Templeton I E, Thummel K E, Kharasch E D, Kunze K L, Hoffer C, Nelson W L, Isoherranen N
Department of Pharmaceutics, School of Pharmacy, University of Washington, Seattle, Washington, USA.
Clin Pharmacol Ther. 2008 Jan;83(1):77-85. doi: 10.1038/sj.clpt.6100230. Epub 2007 May 9.
Itraconazole (ITZ) is metabolized in vitro to three inhibitory metabolites: hydroxy-itraconazole (OH-ITZ), keto-itraconazole (keto-ITZ), and N-desalkyl-itraconazole (ND-ITZ). The goal of this study was to determine the contribution of these metabolites to drug-drug interactions caused by ITZ. Six healthy volunteers received 100 mg ITZ orally for 7 days, and pharmacokinetic analysis was conducted at days 1 and 7 of the study. The extent of CYP3A4 inhibition by ITZ and its metabolites was predicted using this data. ITZ, OH-ITZ, keto-ITZ, and ND-ITZ were detected in plasma samples of all volunteers. A 3.9-fold decrease in the hepatic intrinsic clearance of a CYP3A4 substrate was predicted using the average unbound steady-state concentrations (C(ss,ave,u)) and liver microsomal inhibition constants for ITZ, OH-ITZ, keto-ITZ, and ND-ITZ. Accounting for circulating metabolites of ITZ significantly improved the in vitro to in vivo extrapolation of CYP3A4 inhibition compared to a consideration of ITZ exposure alone.
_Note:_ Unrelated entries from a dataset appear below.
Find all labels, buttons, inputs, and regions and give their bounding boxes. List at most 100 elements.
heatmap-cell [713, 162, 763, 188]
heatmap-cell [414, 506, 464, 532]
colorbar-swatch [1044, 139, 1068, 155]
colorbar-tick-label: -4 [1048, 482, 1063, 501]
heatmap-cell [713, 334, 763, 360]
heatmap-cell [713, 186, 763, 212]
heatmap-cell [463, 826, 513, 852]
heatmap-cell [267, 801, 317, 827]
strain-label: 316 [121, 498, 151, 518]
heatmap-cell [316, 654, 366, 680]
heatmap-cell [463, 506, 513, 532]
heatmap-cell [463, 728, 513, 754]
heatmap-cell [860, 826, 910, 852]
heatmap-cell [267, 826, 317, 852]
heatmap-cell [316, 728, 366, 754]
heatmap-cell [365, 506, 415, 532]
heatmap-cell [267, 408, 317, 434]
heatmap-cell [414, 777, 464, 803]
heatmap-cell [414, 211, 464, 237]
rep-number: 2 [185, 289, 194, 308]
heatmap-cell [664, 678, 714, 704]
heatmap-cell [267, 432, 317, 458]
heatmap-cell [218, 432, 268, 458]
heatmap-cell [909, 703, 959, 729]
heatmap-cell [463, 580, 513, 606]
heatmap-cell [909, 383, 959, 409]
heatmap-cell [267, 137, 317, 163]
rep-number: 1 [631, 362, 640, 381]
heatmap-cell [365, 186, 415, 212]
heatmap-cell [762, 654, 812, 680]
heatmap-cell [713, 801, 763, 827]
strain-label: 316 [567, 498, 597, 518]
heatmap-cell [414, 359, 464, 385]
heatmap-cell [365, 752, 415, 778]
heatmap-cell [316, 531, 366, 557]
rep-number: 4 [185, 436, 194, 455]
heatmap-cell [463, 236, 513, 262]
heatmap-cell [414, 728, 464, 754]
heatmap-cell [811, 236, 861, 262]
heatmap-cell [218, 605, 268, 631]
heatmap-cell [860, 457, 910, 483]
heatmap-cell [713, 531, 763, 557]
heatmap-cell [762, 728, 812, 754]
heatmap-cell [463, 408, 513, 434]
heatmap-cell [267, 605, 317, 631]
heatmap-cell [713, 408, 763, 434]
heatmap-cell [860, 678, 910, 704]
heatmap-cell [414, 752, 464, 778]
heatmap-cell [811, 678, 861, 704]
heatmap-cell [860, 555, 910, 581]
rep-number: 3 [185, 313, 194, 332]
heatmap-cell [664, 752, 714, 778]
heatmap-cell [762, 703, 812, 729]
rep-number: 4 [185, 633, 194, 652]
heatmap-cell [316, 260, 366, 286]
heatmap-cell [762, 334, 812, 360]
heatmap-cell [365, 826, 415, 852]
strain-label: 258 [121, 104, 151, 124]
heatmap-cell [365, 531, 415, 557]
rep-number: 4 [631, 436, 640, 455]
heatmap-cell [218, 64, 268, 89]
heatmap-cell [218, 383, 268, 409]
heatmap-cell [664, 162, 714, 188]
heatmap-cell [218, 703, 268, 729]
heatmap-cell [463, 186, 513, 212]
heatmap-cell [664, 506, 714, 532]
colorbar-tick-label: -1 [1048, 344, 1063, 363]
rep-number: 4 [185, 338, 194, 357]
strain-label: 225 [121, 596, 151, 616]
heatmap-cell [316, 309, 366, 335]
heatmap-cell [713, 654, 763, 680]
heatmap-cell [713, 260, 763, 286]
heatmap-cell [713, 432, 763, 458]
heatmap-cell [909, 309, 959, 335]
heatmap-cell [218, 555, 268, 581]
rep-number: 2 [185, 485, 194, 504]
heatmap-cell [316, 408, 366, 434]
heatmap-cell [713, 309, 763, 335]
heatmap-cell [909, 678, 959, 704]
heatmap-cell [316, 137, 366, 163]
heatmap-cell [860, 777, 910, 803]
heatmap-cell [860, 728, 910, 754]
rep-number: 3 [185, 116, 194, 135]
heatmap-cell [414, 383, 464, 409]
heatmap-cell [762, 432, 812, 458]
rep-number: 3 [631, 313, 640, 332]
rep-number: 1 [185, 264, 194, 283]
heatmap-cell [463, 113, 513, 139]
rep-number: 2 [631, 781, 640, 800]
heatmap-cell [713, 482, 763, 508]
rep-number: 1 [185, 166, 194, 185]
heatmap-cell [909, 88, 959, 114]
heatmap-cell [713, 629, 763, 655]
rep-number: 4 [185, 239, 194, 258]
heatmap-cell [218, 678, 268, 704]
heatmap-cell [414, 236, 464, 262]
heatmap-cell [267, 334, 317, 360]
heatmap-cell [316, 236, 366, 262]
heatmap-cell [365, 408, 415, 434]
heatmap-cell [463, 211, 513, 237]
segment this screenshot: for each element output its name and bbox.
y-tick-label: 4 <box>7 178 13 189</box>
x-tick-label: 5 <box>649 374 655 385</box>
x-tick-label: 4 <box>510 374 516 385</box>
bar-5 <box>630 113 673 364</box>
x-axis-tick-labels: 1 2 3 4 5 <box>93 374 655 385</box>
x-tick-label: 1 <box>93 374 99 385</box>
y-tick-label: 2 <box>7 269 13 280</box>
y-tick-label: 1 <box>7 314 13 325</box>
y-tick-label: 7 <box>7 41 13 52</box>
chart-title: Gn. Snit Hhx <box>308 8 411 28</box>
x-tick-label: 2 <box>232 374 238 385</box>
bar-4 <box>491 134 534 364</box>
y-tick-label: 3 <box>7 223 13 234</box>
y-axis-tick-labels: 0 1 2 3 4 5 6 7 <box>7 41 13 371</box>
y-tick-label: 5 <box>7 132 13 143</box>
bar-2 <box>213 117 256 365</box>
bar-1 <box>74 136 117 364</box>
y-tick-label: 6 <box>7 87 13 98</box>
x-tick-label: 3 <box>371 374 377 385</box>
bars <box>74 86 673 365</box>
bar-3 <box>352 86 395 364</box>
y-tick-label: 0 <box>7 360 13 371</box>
伊曲康唑(ITZ)在体外代谢为三种抑制性代谢产物:羟基伊曲康唑(OH-ITZ)、酮基伊曲康唑(keto-ITZ)和N-去烷基伊曲康唑(ND-ITZ)。本研究的目的是确定这些代谢产物对ITZ引起的药物相互作用的贡献。六名健康志愿者口服100 mg ITZ,持续7天,并在研究的第1天和第7天进行药代动力学分析。利用这些数据预测了ITZ及其代谢产物对CYP3A4的抑制程度。在所有志愿者的血浆样本中均检测到了ITZ、OH-ITZ、keto-ITZ和ND-ITZ。利用ITZ、OH-ITZ、keto-ITZ和ND-ITZ的平均非结合稳态浓度(C(ss,ave,u))和肝微粒体抑制常数,预测了CYP3A4底物肝内在清除率下降3.9倍。与仅考虑ITZ暴露相比,考虑ITZ的循环代谢产物显著改善了CYP3A4抑制从体外到体内的外推。